The following is a closed discussion of a requested move. Please do not modify it. Subsequent comments should be made in a new section on the talk page. Editors desiring to contest the closing decision should consider a move review after discussing it on the closer's talk page. No further edits should be made to this discussion.

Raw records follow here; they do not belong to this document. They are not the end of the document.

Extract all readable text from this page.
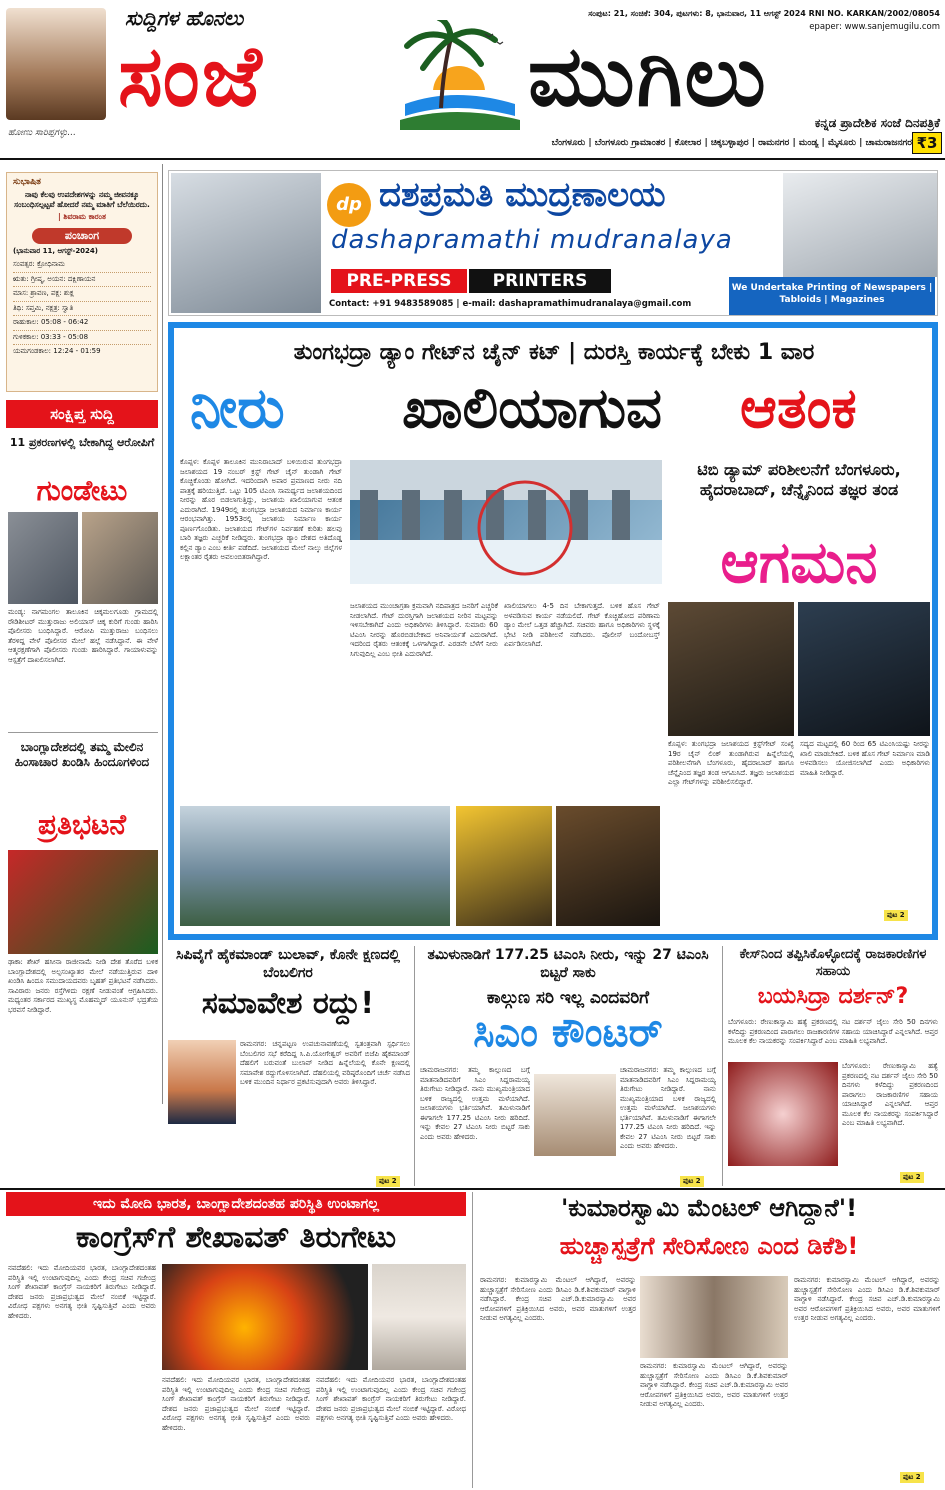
ಹೋಣು ಸಾರಿಪ್ಪಗಳ್ಳು...
ಸುದ್ದಿಗಳ ಹೊನಲು
ಸಂಜೆ	ಮುಗಿಲು
ಸಂಪುಟ: 21, ಸಂಚಿಕೆ: 304, ಪುಟಗಳು: 8, ಭಾನುವಾರ, 11 ಆಗಸ್ಟ್ 2024 RNI NO. KARKAN/2002/08054
epaper: www.sanjemugilu.com
ಕನ್ನಡ ಪ್ರಾದೇಶಿಕ ಸಂಜೆ ದಿನಪತ್ರಿಕೆ
ಬೆಂಗಳೂರು | ಬೆಂಗಳೂರು ಗ್ರಾಮಾಂತರ | ಕೋಲಾರ | ಚಿಕ್ಕಬಳ್ಳಾಪುರ | ರಾಮನಗರ | ಮಂಡ್ಯ | ಮೈಸೂರು | ಚಾಮರಾಜನಗರ ₹3
ಸುಭಾಷಿತ
ನಾವು ಕೆಲವು ಉಪದೇಶಗಳನ್ನು ನಮ್ಮ ಜೀವನಕ್ಕೂ ಸಂಬಂಧಿಸಲ್ಪಟ್ಟವೆ ಹೋದರೆ ನಮ್ಮ ಮಾತಿಗೆ ಬೆಲೆಯಿರದು.
| ಶಿವರಾಮ ಕಾರಂತ
ಪಂಚಾಂಗ
(ಭಾನುವಾರ 11, ಆಗಸ್ಟ್-2024)
ಸಂವತ್ಸರ: ಕ್ರೋಧಿನಾಮ
ಋತು: ಗ್ರೀಷ್ಮ, ಅಯನ: ದಕ್ಷಿಣಾಯನ
ಮಾಸ: ಶ್ರಾವಣ, ಪಕ್ಷ: ಶುಕ್ಲ
ತಿಥಿ: ಸಪ್ತಮಿ, ನಕ್ಷತ್ರ: ಸ್ವಾತಿ
ರಾಹುಕಾಲ: 05:08 - 06:42
ಗುಳಿಕಕಾಲ: 03:33 - 05:08
ಯಮಗಂಡಕಾಲ: 12:24 - 01:59
ಸಂಕ್ಷಿಪ್ತ ಸುದ್ದಿ
11 ಪ್ರಕರಣಗಳಲ್ಲಿ ಬೇಕಾಗಿದ್ದ ಆರೋಪಿಗೆ
ಗುಂಡೇಟು
ಮಂಡ್ಯ: ನಾಗಮಂಗಲ ತಾಲೂಕಿನ ಚಿಕ್ಕಮಲಗೂಡು ಗ್ರಾಮದಲ್ಲಿ ರೌಡಿಶೀಟರ್ ಮುತ್ತುರಾಜು ಅಲಿಯಾಸ್ ಚಿಕ್ಕ ಕುರಿಗೆ ಗುಂಡು ಹಾರಿಸಿ ಪೊಲೀಸರು ಬಂಧಿಸಿದ್ದಾರೆ. ಆರೋಪಿ ಮುತ್ತುರಾಜು ಬಂಧಿಸಲು ತೆರಳಿದ್ದ ವೇಳೆ ಪೊಲೀಸರ ಮೇಲೆ ಹಲ್ಲೆ ನಡೆಸಿದ್ದಾನೆ. ಈ ವೇಳೆ ಆತ್ಮರಕ್ಷಣೆಗಾಗಿ ಪೊಲೀಸರು ಗುಂಡು ಹಾರಿಸಿದ್ದಾರೆ. ಗಾಯಾಳುವನ್ನು ಆಸ್ಪತ್ರೆಗೆ ದಾಖಲಿಸಲಾಗಿದೆ.
ಬಾಂಗ್ಲಾದೇಶದಲ್ಲಿ ತಮ್ಮ ಮೇಲಿನ ಹಿಂಸಾಚಾರ ಖಂಡಿಸಿ ಹಿಂದೂಗಳಿಂದ
ಪ್ರತಿಭಟನೆ
ಢಾಕಾ: ಶೇಖ್ ಹಸೀನಾ ರಾಜೀನಾಮೆ ನೀಡಿ ದೇಶ ತೊರೆದ ಬಳಿಕ ಬಾಂಗ್ಲಾದೇಶದಲ್ಲಿ ಅಲ್ಪಸಂಖ್ಯಾತರ ಮೇಲೆ ನಡೆಯುತ್ತಿರುವ ದಾಳಿ ಖಂಡಿಸಿ ಹಿಂದೂ ಸಮುದಾಯದವರು ಬೃಹತ್ ಪ್ರತಿಭಟನೆ ನಡೆಸಿದರು. ಸಾವಿರಾರು ಜನರು ರಸ್ತೆಗಿಳಿದು ರಕ್ಷಣೆ ನೀಡುವಂತೆ ಆಗ್ರಹಿಸಿದರು. ಮಧ್ಯಂತರ ಸರ್ಕಾರದ ಮುಖ್ಯಸ್ಥ ಮೊಹಮ್ಮದ್ ಯೂನುಸ್ ಭದ್ರತೆಯ ಭರವಸೆ ನೀಡಿದ್ದಾರೆ.
dp ದಶಪ್ರಮತಿ ಮುದ್ರಣಾಲಯ
dashapramathi mudranalaya
PRE-PRESS	PRINTERS
Contact: +91 9483589085 | e-mail: dashapramathimudranalaya@gmail.com
We Undertake Printing of Newspapers | Tabloids | Magazines
ತುಂಗಭದ್ರಾ ಡ್ಯಾಂ ಗೇಟ್‌ನ ಚೈನ್ ಕಟ್ | ದುರಸ್ತಿ ಕಾರ್ಯಕ್ಕೆ ಬೇಕು 1 ವಾರ
ನೀರು ಖಾಲಿಯಾಗುವ ಆತಂಕ
ಕೊಪ್ಪಳ: ಕೊಪ್ಪಳ ತಾಲೂಕಿನ ಮುನಿರಾಬಾದ್ ಬಳಿಯಿರುವ ತುಂಗಭದ್ರಾ ಜಲಾಶಯದ 19 ನಂಬರ್ ಕ್ರಸ್ಟ್ ಗೇಟ್ ಚೈನ್ ತುಂಡಾಗಿ ಗೇಟ್ ಕೊಚ್ಚಿಕೊಂಡು ಹೋಗಿದೆ. ಇದರಿಂದಾಗಿ ಅಪಾರ ಪ್ರಮಾಣದ ನೀರು ನದಿ ಪಾತ್ರಕ್ಕೆ ಹರಿಯುತ್ತಿದೆ. ಒಟ್ಟು 105 ಟಿಎಂಸಿ ಸಾಮರ್ಥ್ಯದ ಜಲಾಶಯದಿಂದ ನೀರನ್ನು ಹೊರ ಬಿಡಲಾಗುತ್ತಿದ್ದು, ಜಲಾಶಯ ಖಾಲಿಯಾಗುವ ಆತಂಕ ಎದುರಾಗಿದೆ. 1949ರಲ್ಲಿ ತುಂಗಭದ್ರಾ ಜಲಾಶಯದ ನಿರ್ಮಾಣ ಕಾರ್ಯ ಆರಂಭವಾಗಿತ್ತು. 1953ರಲ್ಲಿ ಜಲಾಶಯ ನಿರ್ಮಾಣ ಕಾರ್ಯ ಪೂರ್ಣಗೊಂಡಿತು. ಜಲಾಶಯದ ಗೇಟ್‌ಗಳ ನಿರ್ವಹಣೆ ಕುರಿತು ಹಲವು ಬಾರಿ ತಜ್ಞರು ಎಚ್ಚರಿಕೆ ನೀಡಿದ್ದರು. ತುಂಗಭದ್ರಾ ಡ್ಯಾಂ ದೇಶದ ಅತಿದೊಡ್ಡ ಕಲ್ಲಿನ ಡ್ಯಾಂ ಎಂಬ ಕೀರ್ತಿ ಪಡೆದಿದೆ. ಜಲಾಶಯದ ಮೇಲೆ ನಾಲ್ಕು ಜಿಲ್ಲೆಗಳ ಲಕ್ಷಾಂತರ ರೈತರು ಅವಲಂಬಿತರಾಗಿದ್ದಾರೆ.
ಜಲಾಶಯದ ಮುಂಚಾಗ್ರತಾ ಕ್ರಮವಾಗಿ ನದಿಪಾತ್ರದ ಜನರಿಗೆ ಎಚ್ಚರಿಕೆ ನೀಡಲಾಗಿದೆ. ಗೇಟ್ ದುರಸ್ತಿಗಾಗಿ ಜಲಾಶಯದ ನೀರಿನ ಮಟ್ಟವನ್ನು ಇಳಿಸಬೇಕಾಗಿದೆ ಎಂದು ಅಧಿಕಾರಿಗಳು ತಿಳಿಸಿದ್ದಾರೆ. ಸುಮಾರು 60 ಟಿಎಂಸಿ ನೀರನ್ನು ಹೊರಬಿಡಬೇಕಾದ ಅನಿವಾರ್ಯತೆ ಎದುರಾಗಿದೆ. ಇದರಿಂದ ರೈತರು ಆತಂಕಕ್ಕೆ ಒಳಗಾಗಿದ್ದಾರೆ. ಎರಡನೇ ಬೆಳೆಗೆ ನೀರು ಸಿಗುವುದಿಲ್ಲ ಎಂಬ ಭೀತಿ ಎದುರಾಗಿದೆ.
ಖಾಲಿಯಾಗಲು 4-5 ದಿನ ಬೇಕಾಗುತ್ತದೆ. ಬಳಿಕ ಹೊಸ ಗೇಟ್ ಅಳವಡಿಸುವ ಕಾರ್ಯ ನಡೆಯಲಿದೆ. ಗೇಟ್ ಕೊಚ್ಚಿಹೋದ ಪರಿಣಾಮ ಡ್ಯಾಂ ಮೇಲೆ ಒತ್ತಡ ಹೆಚ್ಚಾಗಿದೆ. ಸಚಿವರು ಹಾಗೂ ಅಧಿಕಾರಿಗಳು ಸ್ಥಳಕ್ಕೆ ಭೇಟಿ ನೀಡಿ ಪರಿಶೀಲನೆ ನಡೆಸಿದರು. ಪೊಲೀಸ್ ಬಂದೋಬಸ್ತ್ ಏರ್ಪಡಿಸಲಾಗಿದೆ.
ಟಿಬಿ ಡ್ಯಾಮ್ ಪರಿಶೀಲನೆಗೆ ಬೆಂಗಳೂರು, ಹೈದರಾಬಾದ್, ಚೆನ್ನೈನಿಂದ ತಜ್ಞರ ತಂಡ
ಆಗಮನ
ಕೊಪ್ಪಳ: ತುಂಗಭದ್ರಾ ಜಲಾಶಯದ ಕ್ರಸ್ಟ್‌ಗೇಟ್ ಸಂಖ್ಯೆ 19ರ ಚೈನ್ ಲಿಂಕ್ ತುಂಡಾಗಿರುವ ಹಿನ್ನೆಲೆಯಲ್ಲಿ ಪರಿಶೀಲನೆಗಾಗಿ ಬೆಂಗಳೂರು, ಹೈದರಾಬಾದ್ ಹಾಗೂ ಚೆನ್ನೈನಿಂದ ತಜ್ಞರ ತಂಡ ಆಗಮಿಸಿದೆ. ತಜ್ಞರು ಜಲಾಶಯದ ಎಲ್ಲಾ ಗೇಟ್‌ಗಳನ್ನು ಪರಿಶೀಲಿಸಲಿದ್ದಾರೆ.
ಸದ್ಯದ ಮಟ್ಟದಲ್ಲಿ 60 ರಿಂದ 65 ಟಿಎಂಸಿಯಷ್ಟು ನೀರನ್ನು ಖಾಲಿ ಮಾಡಬೇಕಿದೆ. ಬಳಿಕ ಹೊಸ ಗೇಟ್ ನಿರ್ಮಾಣ ಮಾಡಿ ಅಳವಡಿಸಲು ಯೋಜಿಸಲಾಗಿದೆ ಎಂದು ಅಧಿಕಾರಿಗಳು ಮಾಹಿತಿ ನೀಡಿದ್ದಾರೆ.
ಪುಟ 2
ಸಿಪಿವೈಗೆ ಹೈಕಮಾಂಡ್ ಬುಲಾವ್, ಕೊನೇ ಕ್ಷಣದಲ್ಲಿ ಬೆಂಬಲಿಗರ
ಸಮಾವೇಶ ರದ್ದು!
ರಾಮನಗರ: ಚನ್ನಪಟ್ಟಣ ಉಪಚುನಾವಣೆಯಲ್ಲಿ ಸ್ವತಂತ್ರವಾಗಿ ಸ್ಪರ್ಧಿಸಲು ಬೆಂಬಲಿಗರ ಸಭೆ ಕರೆದಿದ್ದ ಸಿ.ಪಿ.ಯೋಗೇಶ್ವರ್ ಅವರಿಗೆ ಬಿಜೆಪಿ ಹೈಕಮಾಂಡ್ ದೆಹಲಿಗೆ ಬರುವಂತೆ ಬುಲಾವ್ ನೀಡಿದ ಹಿನ್ನೆಲೆಯಲ್ಲಿ ಕೊನೇ ಕ್ಷಣದಲ್ಲಿ ಸಮಾವೇಶ ರದ್ದುಗೊಳಿಸಲಾಗಿದೆ. ದೆಹಲಿಯಲ್ಲಿ ವರಿಷ್ಠರೊಂದಿಗೆ ಚರ್ಚೆ ನಡೆಸಿದ ಬಳಿಕ ಮುಂದಿನ ನಿರ್ಧಾರ ಪ್ರಕಟಿಸುವುದಾಗಿ ಅವರು ತಿಳಿಸಿದ್ದಾರೆ.
ಪುಟ 2
ತಮಿಳುನಾಡಿಗೆ 177.25 ಟಿಎಂಸಿ ನೀರು, ಇನ್ನು 27 ಟಿಎಂಸಿ ಬಿಟ್ಟರೆ ಸಾಕು
ಕಾಲ್ಗುಣ ಸರಿ ಇಲ್ಲ ಎಂದವರಿಗೆ
ಸಿಎಂ ಕೌಂಟರ್
ಚಾಮರಾಜನಗರ: ತಮ್ಮ ಕಾಲ್ಗುಣದ ಬಗ್ಗೆ ಮಾತನಾಡಿದವರಿಗೆ ಸಿಎಂ ಸಿದ್ದರಾಮಯ್ಯ ತಿರುಗೇಟು ನೀಡಿದ್ದಾರೆ. ನಾನು ಮುಖ್ಯಮಂತ್ರಿಯಾದ ಬಳಿಕ ರಾಜ್ಯದಲ್ಲಿ ಉತ್ತಮ ಮಳೆಯಾಗಿದೆ. ಜಲಾಶಯಗಳು ಭರ್ತಿಯಾಗಿವೆ. ತಮಿಳುನಾಡಿಗೆ ಈಗಾಗಲೇ 177.25 ಟಿಎಂಸಿ ನೀರು ಹರಿದಿದೆ. ಇನ್ನು ಕೇವಲ 27 ಟಿಎಂಸಿ ನೀರು ಬಿಟ್ಟರೆ ಸಾಕು ಎಂದು ಅವರು ಹೇಳಿದರು.
ಚಾಮರಾಜನಗರ: ತಮ್ಮ ಕಾಲ್ಗುಣದ ಬಗ್ಗೆ ಮಾತನಾಡಿದವರಿಗೆ ಸಿಎಂ ಸಿದ್ದರಾಮಯ್ಯ ತಿರುಗೇಟು ನೀಡಿದ್ದಾರೆ. ನಾನು ಮುಖ್ಯಮಂತ್ರಿಯಾದ ಬಳಿಕ ರಾಜ್ಯದಲ್ಲಿ ಉತ್ತಮ ಮಳೆಯಾಗಿದೆ. ಜಲಾಶಯಗಳು ಭರ್ತಿಯಾಗಿವೆ. ತಮಿಳುನಾಡಿಗೆ ಈಗಾಗಲೇ 177.25 ಟಿಎಂಸಿ ನೀರು ಹರಿದಿದೆ. ಇನ್ನು ಕೇವಲ 27 ಟಿಎಂಸಿ ನೀರು ಬಿಟ್ಟರೆ ಸಾಕು ಎಂದು ಅವರು ಹೇಳಿದರು.
ಪುಟ 2
ಕೇಸ್‌ನಿಂದ ತಪ್ಪಿಸಿಕೊಳ್ಳೋದಕ್ಕೆ ರಾಜಕಾರಣಿಗಳ ಸಹಾಯ
ಬಯಸಿದ್ರಾ ದರ್ಶನ್?
ಬೆಂಗಳೂರು: ರೇಣುಕಾಸ್ವಾಮಿ ಹತ್ಯೆ ಪ್ರಕರಣದಲ್ಲಿ ನಟ ದರ್ಶನ್ ಜೈಲು ಸೇರಿ 50 ದಿನಗಳು ಕಳೆದಿದ್ದು ಪ್ರಕರಣದಿಂದ ಪಾರಾಗಲು ರಾಜಕಾರಣಿಗಳ ಸಹಾಯ ಯಾಚಿಸಿದ್ದಾರೆ ಎನ್ನಲಾಗಿದೆ. ಆಪ್ತರ ಮೂಲಕ ಕೆಲ ನಾಯಕರನ್ನು ಸಂಪರ್ಕಿಸಿದ್ದಾರೆ ಎಂಬ ಮಾಹಿತಿ ಲಭ್ಯವಾಗಿದೆ.
ಬೆಂಗಳೂರು: ರೇಣುಕಾಸ್ವಾಮಿ ಹತ್ಯೆ ಪ್ರಕರಣದಲ್ಲಿ ನಟ ದರ್ಶನ್ ಜೈಲು ಸೇರಿ 50 ದಿನಗಳು ಕಳೆದಿದ್ದು ಪ್ರಕರಣದಿಂದ ಪಾರಾಗಲು ರಾಜಕಾರಣಿಗಳ ಸಹಾಯ ಯಾಚಿಸಿದ್ದಾರೆ ಎನ್ನಲಾಗಿದೆ. ಆಪ್ತರ ಮೂಲಕ ಕೆಲ ನಾಯಕರನ್ನು ಸಂಪರ್ಕಿಸಿದ್ದಾರೆ ಎಂಬ ಮಾಹಿತಿ ಲಭ್ಯವಾಗಿದೆ.
ಪುಟ 2
ಇದು ಮೋದಿ ಭಾರತ, ಬಾಂಗ್ಲಾದೇಶದಂತಹ ಪರಿಸ್ಥಿತಿ ಉಂಟಾಗಲ್ಲ
ಕಾಂಗ್ರೆಸ್‌ಗೆ ಶೇಖಾವತ್ ತಿರುಗೇಟು
ನವದೆಹಲಿ: ಇದು ಮೋದಿಯವರ ಭಾರತ, ಬಾಂಗ್ಲಾದೇಶದಂತಹ ಪರಿಸ್ಥಿತಿ ಇಲ್ಲಿ ಉಂಟಾಗುವುದಿಲ್ಲ ಎಂದು ಕೇಂದ್ರ ಸಚಿವ ಗಜೇಂದ್ರ ಸಿಂಗ್ ಶೇಖಾವತ್ ಕಾಂಗ್ರೆಸ್ ನಾಯಕರಿಗೆ ತಿರುಗೇಟು ನೀಡಿದ್ದಾರೆ. ದೇಶದ ಜನರು ಪ್ರಜಾಪ್ರಭುತ್ವದ ಮೇಲೆ ನಂಬಿಕೆ ಇಟ್ಟಿದ್ದಾರೆ. ವಿರೋಧ ಪಕ್ಷಗಳು ಅನಗತ್ಯ ಭೀತಿ ಸೃಷ್ಟಿಸುತ್ತಿವೆ ಎಂದು ಅವರು ಹೇಳಿದರು.
ನವದೆಹಲಿ: ಇದು ಮೋದಿಯವರ ಭಾರತ, ಬಾಂಗ್ಲಾದೇಶದಂತಹ ಪರಿಸ್ಥಿತಿ ಇಲ್ಲಿ ಉಂಟಾಗುವುದಿಲ್ಲ ಎಂದು ಕೇಂದ್ರ ಸಚಿವ ಗಜೇಂದ್ರ ಸಿಂಗ್ ಶೇಖಾವತ್ ಕಾಂಗ್ರೆಸ್ ನಾಯಕರಿಗೆ ತಿರುಗೇಟು ನೀಡಿದ್ದಾರೆ. ದೇಶದ ಜನರು ಪ್ರಜಾಪ್ರಭುತ್ವದ ಮೇಲೆ ನಂಬಿಕೆ ಇಟ್ಟಿದ್ದಾರೆ. ವಿರೋಧ ಪಕ್ಷಗಳು ಅನಗತ್ಯ ಭೀತಿ ಸೃಷ್ಟಿಸುತ್ತಿವೆ ಎಂದು ಅವರು ಹೇಳಿದರು.
ನವದೆಹಲಿ: ಇದು ಮೋದಿಯವರ ಭಾರತ, ಬಾಂಗ್ಲಾದೇಶದಂತಹ ಪರಿಸ್ಥಿತಿ ಇಲ್ಲಿ ಉಂಟಾಗುವುದಿಲ್ಲ ಎಂದು ಕೇಂದ್ರ ಸಚಿವ ಗಜೇಂದ್ರ ಸಿಂಗ್ ಶೇಖಾವತ್ ಕಾಂಗ್ರೆಸ್ ನಾಯಕರಿಗೆ ತಿರುಗೇಟು ನೀಡಿದ್ದಾರೆ. ದೇಶದ ಜನರು ಪ್ರಜಾಪ್ರಭುತ್ವದ ಮೇಲೆ ನಂಬಿಕೆ ಇಟ್ಟಿದ್ದಾರೆ. ವಿರೋಧ ಪಕ್ಷಗಳು ಅನಗತ್ಯ ಭೀತಿ ಸೃಷ್ಟಿಸುತ್ತಿವೆ ಎಂದು ಅವರು ಹೇಳಿದರು.
'ಕುಮಾರಸ್ವಾಮಿ ಮೆಂಟಲ್ ಆಗಿದ್ದಾನೆ'!
ಹುಚ್ಚಾಸ್ಪತ್ರೆಗೆ ಸೇರಿಸೋಣ ಎಂದ ಡಿಕೆಶಿ!
ರಾಮನಗರ: ಕುಮಾರಸ್ವಾಮಿ ಮೆಂಟಲ್ ಆಗಿದ್ದಾರೆ, ಅವರನ್ನು ಹುಚ್ಚಾಸ್ಪತ್ರೆಗೆ ಸೇರಿಸೋಣ ಎಂದು ಡಿಸಿಎಂ ಡಿ.ಕೆ.ಶಿವಕುಮಾರ್ ವಾಗ್ದಾಳಿ ನಡೆಸಿದ್ದಾರೆ. ಕೇಂದ್ರ ಸಚಿವ ಎಚ್.ಡಿ.ಕುಮಾರಸ್ವಾಮಿ ಅವರ ಆರೋಪಗಳಿಗೆ ಪ್ರತಿಕ್ರಿಯಿಸಿದ ಅವರು, ಅವರ ಮಾತುಗಳಿಗೆ ಉತ್ತರ ನೀಡುವ ಅಗತ್ಯವಿಲ್ಲ ಎಂದರು.
ರಾಮನಗರ: ಕುಮಾರಸ್ವಾಮಿ ಮೆಂಟಲ್ ಆಗಿದ್ದಾರೆ, ಅವರನ್ನು ಹುಚ್ಚಾಸ್ಪತ್ರೆಗೆ ಸೇರಿಸೋಣ ಎಂದು ಡಿಸಿಎಂ ಡಿ.ಕೆ.ಶಿವಕುಮಾರ್ ವಾಗ್ದಾಳಿ ನಡೆಸಿದ್ದಾರೆ. ಕೇಂದ್ರ ಸಚಿವ ಎಚ್.ಡಿ.ಕುಮಾರಸ್ವಾಮಿ ಅವರ ಆರೋಪಗಳಿಗೆ ಪ್ರತಿಕ್ರಿಯಿಸಿದ ಅವರು, ಅವರ ಮಾತುಗಳಿಗೆ ಉತ್ತರ ನೀಡುವ ಅಗತ್ಯವಿಲ್ಲ ಎಂದರು.
ರಾಮನಗರ: ಕುಮಾರಸ್ವಾಮಿ ಮೆಂಟಲ್ ಆಗಿದ್ದಾರೆ, ಅವರನ್ನು ಹುಚ್ಚಾಸ್ಪತ್ರೆಗೆ ಸೇರಿಸೋಣ ಎಂದು ಡಿಸಿಎಂ ಡಿ.ಕೆ.ಶಿವಕುಮಾರ್ ವಾಗ್ದಾಳಿ ನಡೆಸಿದ್ದಾರೆ. ಕೇಂದ್ರ ಸಚಿವ ಎಚ್.ಡಿ.ಕುಮಾರಸ್ವಾಮಿ ಅವರ ಆರೋಪಗಳಿಗೆ ಪ್ರತಿಕ್ರಿಯಿಸಿದ ಅವರು, ಅವರ ಮಾತುಗಳಿಗೆ ಉತ್ತರ ನೀಡುವ ಅಗತ್ಯವಿಲ್ಲ ಎಂದರು.
ಪುಟ 2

The result of the move request was: Moved as proposed. Wikipedia isn't supposed to be a bureaucracy - the fact that no one has commented in explicit support or opposition is not supposed to impede the move. The only opposition was the idea of dropping the gerund, but consistency wins out. (non-admin closure) Red Slash 23:50, 25 February 2021 (UTC)Reply


Black board (Soviet policy)Blacklisting (Soviet policy) – Per WP:COMMONNAME. Most English-language sources refer to this as blacklists, blacklisting, blacklisted (applied to individuals, farms, villages, or raions). Some don’t mention the black boards at all, and those that do generally only by way of explanation (since blacklisting is the English translation). Examples:

  • Heorhii Papakin (2009). ""Blacklists" as a Tool of the Soviet Genocide in Ukraine" (PDF). Holodomor Studies. 1 (1 (Winter–Spring 2009)). Translated by Marta D. Olynyk: 57–58. ISSN 1947-993X. Wikidata Q105099928. In their struggle against "malicious enemies" who were refusing to deliver their food supplies to the state, the party-Soviet organs of the USSR began to institute a system of "blacklists," one of the Soviets' most brutal repressive measures. ¶ The concept of blacklists and its very essence were formed gradually during all of 1932. On November 6 a decision passed by the CC CP(B)U announced the "goods blockade of raions that are not fulfilling the state grain delivery plan." Included on this blacklist were eight raions in Dnipropetrovsk oblast' . . . [doesn't mention black boards]
  • Olga Andriewsky (23 January 2015). "Towards a Decentred History: The Study of the Holodomor and Ukrainian Historiography". East/West: Journal of Ukrainian Studies. 2 (1): 29. doi:10.21226/T2301N. ISSN 2292-7956. Wikidata Q105099952. In particular, there has been substantial research on the practice of blacklisting villages, the so-called chorni doshky—a practice that was used widely in Ukraine and the Kuban in 1932-33. Heorhii Papakin, senior researcher at the Institute of History, Academy of Sciences of Ukraine, has been studying the subject for over a decade and has compiled a 180 page-long list of villages and collective farms in Ukraine that were blacklisted . . . [doesn't mention black boards except in Ukrainian]
  • Anne Applebaum (2017). Red famine: Stalin’s war on Ukraine. p. 193. ISBN 978-0-385-53885-5. LCCN 2017029952. OL 26935259M. Wikidata Q105099873. In November and December 1932, as the significance of the new "unconditional" requisition orders was sinking in, the Ukrainian Communist Party enlarged and formalized the republic's system of blacklists. The term "blacklist" (chorna doshka, which translates more literally as "black board") was not new.  —Michael Z. 01:30, 29 January 2021 (UTC)Relisting. User:Ceyockey (talk to me) 19:23, 13 February 2021 (UTC)Reply
Two of the sources you gave used "blacklist", is there any reason why "blacklisting" is preferred? "Blacklist" sounds better, whereas "blacklisting" sounds too generic. Hzh (talk) 11:26, 30 January 2021 (UTC)Reply
I think all three sources use all three forms outside of the snippets I chose to illustrate the concept, and there are more sources one can consult. This article is about the actions against people during historical time (could be expanded with background to 1921 or earlier) including the motivation, selection, listing, resulting punitive measures, relationship to other issues, and long-term effects, and not restricted to just lists or listing, so I chose the noun describing the action that I consider to infer the broader view. Seems clearer. Also follows the article title for the general concept, “Blacklisting.” —Michael Z. 16:01, 1 February 2021 (UTC)Reply



The discussion above is closed. Please do not modify it. Subsequent comments should be made on the appropriate discussion page. No further edits should be made to this discussion.